All weights listed in this table are in lbs.

===Japan===
The model trims included the ML with a D15B single carb (hatchback EG3, sedan EG7), MX with a D15B dual carb, ETi with a fuel-injected D15B VTEC-E, VTi with a fuel-injected D15B VTEC (130 PS SOHC VTEC) (hatchback EG4s, sedan EG8s), RTi with a ZC SOHC dual carb, RTSi with a fuel-injected ZC DOHC (sedan EH1s with 4WD), Coupe (coupe EJ1) and EXi (AT-only sedan EJ3) with a fuel-injected D16B VTEC, and SiR with a fuel-injected B16A DOHC VTEC (170 PS) (hatchback EG6, sedan EG9).
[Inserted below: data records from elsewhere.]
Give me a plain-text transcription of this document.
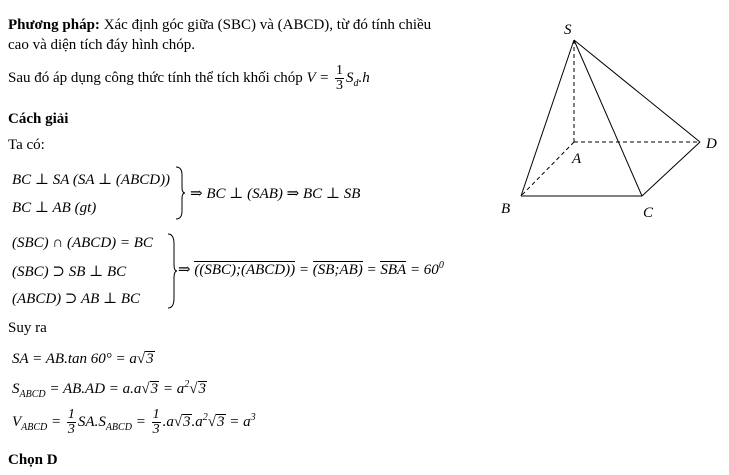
Phương pháp: Xác định góc giữa (SBC) và (ABCD), từ đó tính chiều
cao và diện tích đáy hình chóp.
Sau đó áp dụng công thức tính thể tích khối chóp $V = \frac{1}{3} S_d.h$
Cách giải
Ta có:
BC ⊥ SA (SA ⊥ (ABCD))
BC ⊥ AB (gt)
⇒ BC ⊥ (SAB) ⇒ BC ⊥ SB
(SBC) ∩ (ABCD) = BC
(SBC) ⊃ SB ⊥ BC
(ABCD) ⊃ AB ⊥ BC
⇒ ((SBC);(ABCD)) = (SB;AB) = SBA = $60^0$
Suy ra
SA = AB.tan 60° = a√3
$S_{ABCD} = AB.AD = a.a√3 = a^2√3$
$V_{ABCD} = \frac{1}{3} SA.S_{ABCD} = \frac{1}{3} .a√3.a^2√3 = a^3$
Chọn D
S
A
B	C
D
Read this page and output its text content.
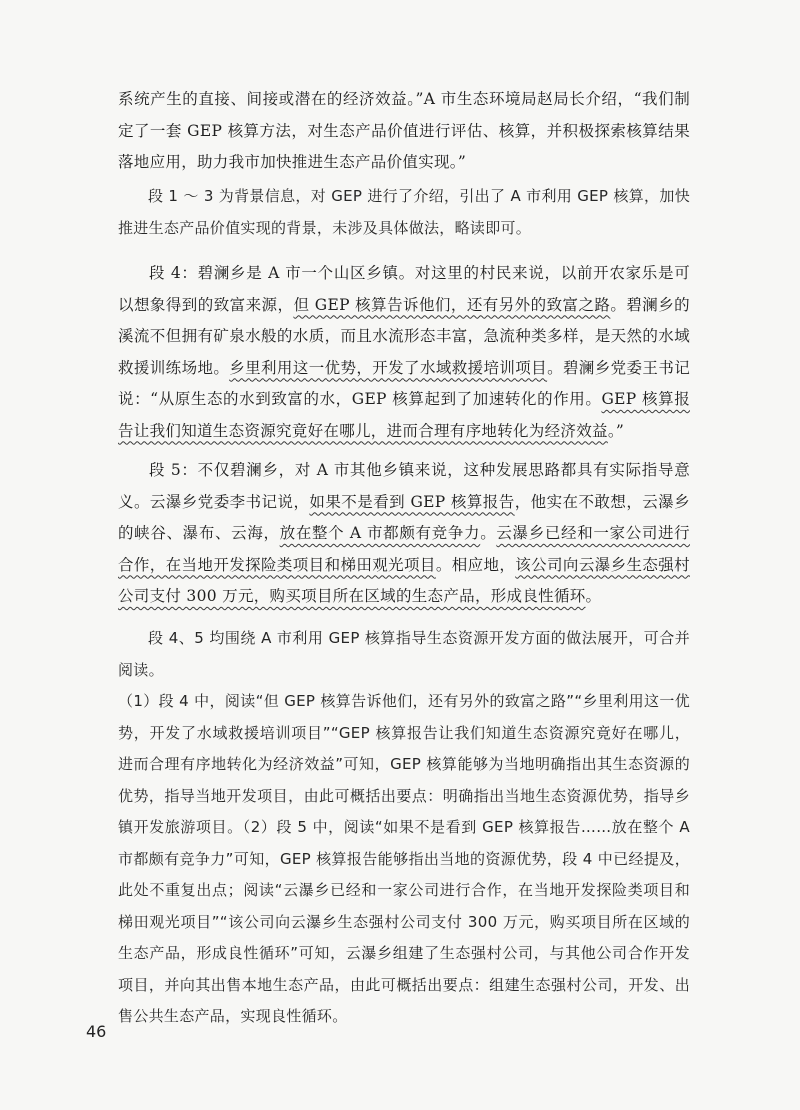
系统产生的直接、间接或潜在的经济效益。”A 市生态环境局赵局长介绍，“我们制定了一套 GEP 核算方法，对生态产品价值进行评估、核算，并积极探索核算结果落地应用，助力我市加快推进生态产品价值实现。”

段 1 ～ 3 为背景信息，对 GEP 进行了介绍，引出了 A 市利用 GEP 核算，加快推进生态产品价值实现的背景，未涉及具体做法，略读即可。

段 4：碧澜乡是 A 市一个山区乡镇。对这里的村民来说，以前开农家乐是可以想象得到的致富来源，但 GEP 核算告诉他们，还有另外的致富之路。碧澜乡的溪流不但拥有矿泉水般的水质，而且水流形态丰富，急流种类多样，是天然的水域救援训练场地。乡里利用这一优势，开发了水域救援培训项目。碧澜乡党委王书记说：“从原生态的水到致富的水，GEP 核算起到了加速转化的作用。GEP 核算报告让我们知道生态资源究竟好在哪儿，进而合理有序地转化为经济效益。”

段 5：不仅碧澜乡，对 A 市其他乡镇来说，这种发展思路都具有实际指导意义。云瀑乡党委李书记说，如果不是看到 GEP 核算报告，他实在不敢想，云瀑乡的峡谷、瀑布、云海，放在整个 A 市都颇有竞争力。云瀑乡已经和一家公司进行合作，在当地开发探险类项目和梯田观光项目。相应地，该公司向云瀑乡生态强村公司支付 300 万元，购买项目所在区域的生态产品，形成良性循环。

段 4、5 均围绕 A 市利用 GEP 核算指导生态资源开发方面的做法展开，可合并阅读。

（1）段 4 中，阅读“但 GEP 核算告诉他们，还有另外的致富之路”“乡里利用这一优势，开发了水域救援培训项目”“GEP 核算报告让我们知道生态资源究竟好在哪儿，进而合理有序地转化为经济效益”可知，GEP 核算能够为当地明确指出其生态资源的优势，指导当地开发项目，由此可概括出要点：明确指出当地生态资源优势，指导乡镇开发旅游项目。（2）段 5 中，阅读“如果不是看到 GEP 核算报告……放在整个 A 市都颇有竞争力”可知，GEP 核算报告能够指出当地的资源优势，段 4 中已经提及，此处不重复出点；阅读“云瀑乡已经和一家公司进行合作，在当地开发探险类项目和梯田观光项目”“该公司向云瀑乡生态强村公司支付 300 万元，购买项目所在区域的生态产品，形成良性循环”可知，云瀑乡组建了生态强村公司，与其他公司合作开发项目，并向其出售本地生态产品，由此可概括出要点：组建生态强村公司，开发、出售公共生态产品，实现良性循环。

46
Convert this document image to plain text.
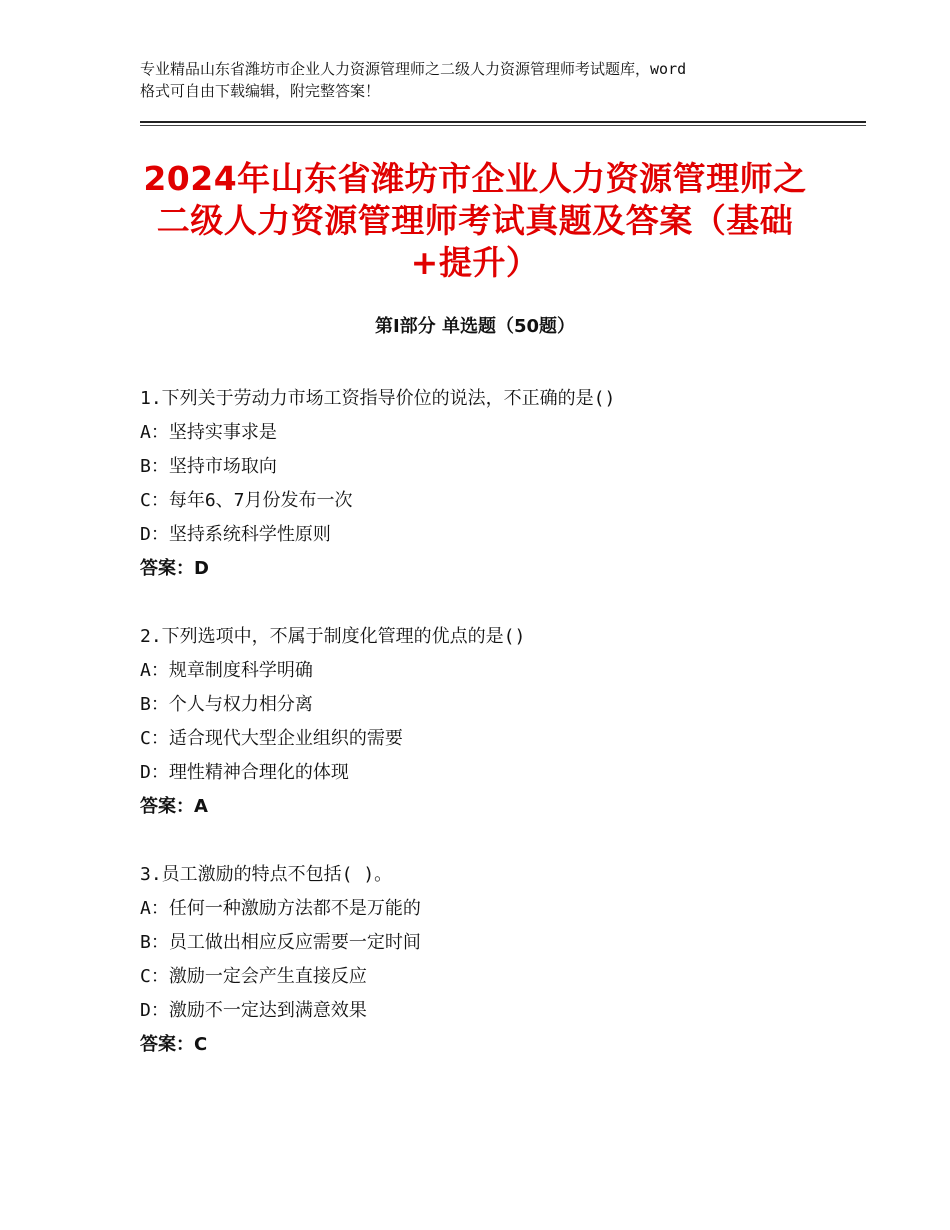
专业精品山东省潍坊市企业人力资源管理师之二级人力资源管理师考试题库，word
格式可自由下载编辑，附完整答案！
2024年山东省潍坊市企业人力资源管理师之
二级人力资源管理师考试真题及答案（基础
+提升）
第Ⅰ部分 单选题（50题）
1.下列关于劳动力市场工资指导价位的说法，不正确的是()
A：坚持实事求是
B：坚持市场取向
C：每年6、7月份发布一次
D：坚持系统科学性原则
答案：D
2.下列选项中，不属于制度化管理的优点的是()
A：规章制度科学明确
B：个人与权力相分离
C：适合现代大型企业组织的需要
D：理性精神合理化的体现
答案：A
3.员工激励的特点不包括( )。
A：任何一种激励方法都不是万能的
B：员工做出相应反应需要一定时间
C：激励一定会产生直接反应
D：激励不一定达到满意效果
答案：C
The D16B VTEC in the Coupe and EXi had the same power rating as the D15B VTEC in the VTi (128hp-130ps), but the torque is a bit higher. The D15B shared the same head as the D16Z6 found in other markets but featured a unique block, crank, and rods. The engine shared the 1.5 L displacement of the other D15 blocks, but the rods were the same length as the D16's (137mm) and had a better rod to stroke ratio (1.63) than the normal D15's ratio of 1.59. Despite this, the crank and bearing sizes were not the same. The sedan/saloon in Japan was called the Civic "Ferio".

===Europe===
The model trims included the DX with a D13B2 (hatchback EG3), the LSi with a D15B2 (hatchback EG4, sedan EG8) or D15B7 (coupé EJ2), the VEi with a D15Z1 VTEC-E (hatchback EG4 and sedan EG8), the ESi with a 1.6-litre 16-valve SOHC VTEC D16Z6 4-cylinder engine (coupé EJ1, hatchback EG5, sedan EH9), the RTSi with a D16Z9 VTEC (sedan EH1), and the VTi with a 1.6-litre 16-valve DOHC VTEC B16A2 4-cylinder engine (hatchback EG6, sedan EG9).

===Philippines===
The model trims included the DX with a 1.3-litre 12-valve carbureted SOHC PH12 (hatchback SR3/SY5 and sedan SR4/SY6), the LX with a 1.5-litre 16-valve carbureted SOHC PH15 (sedan SR4/SY6) and power steering, and the ESi with a 1.6-litre 16-valve fuel-injected SOHC PH16 (sedan SR4/SY6) and all power amenities. All grades were equipped with regular front disc brakes and rear drum brakes and powered with the non-VTEC 4-cylinder engines. Paired with 5-speed manual transmissions, while the ESi grade came with 4-speed automatic transmission. The revised interiors were came out between June 1994 and June 1995 for LX and ESi grades. The ESi grade has major updates while the LX grade has minimal.

===Indonesia===
In Indonesia, the fifth-generation Civic had two body styles, sedan (SR4, nicknamed "Genio") and 3-door hatchback (SR3, "Estilo"). Both had the same D16 SOHC 4-cylinder engine that produced 120-130 HP and were available with a 5-speed manual or 4-speed automatic transmissions.

===Pakistan===
The fifth-generation Civic was launched and manufactured beginning in May 1994 in Pakistan and was only produced as a sedan. It was equipped with a 1.5-liter 16-valve carbureted engine with a 5-speed manual transmission. The fifth-generation Civic was the first to be manufactured in Pakistan and was produced until December 1995. The total number of fifth-generation Civics manufactured in Pakistan was 6,480 units. The first example to come off the production line is on display at the Honda Heritage Center in Lahore.

===Middle East===
In the Middle East, the EX had the D16Z9 (sedan EH5) and the VTi (hatchback & coupé, EJ2) had the B16A2/3 engine.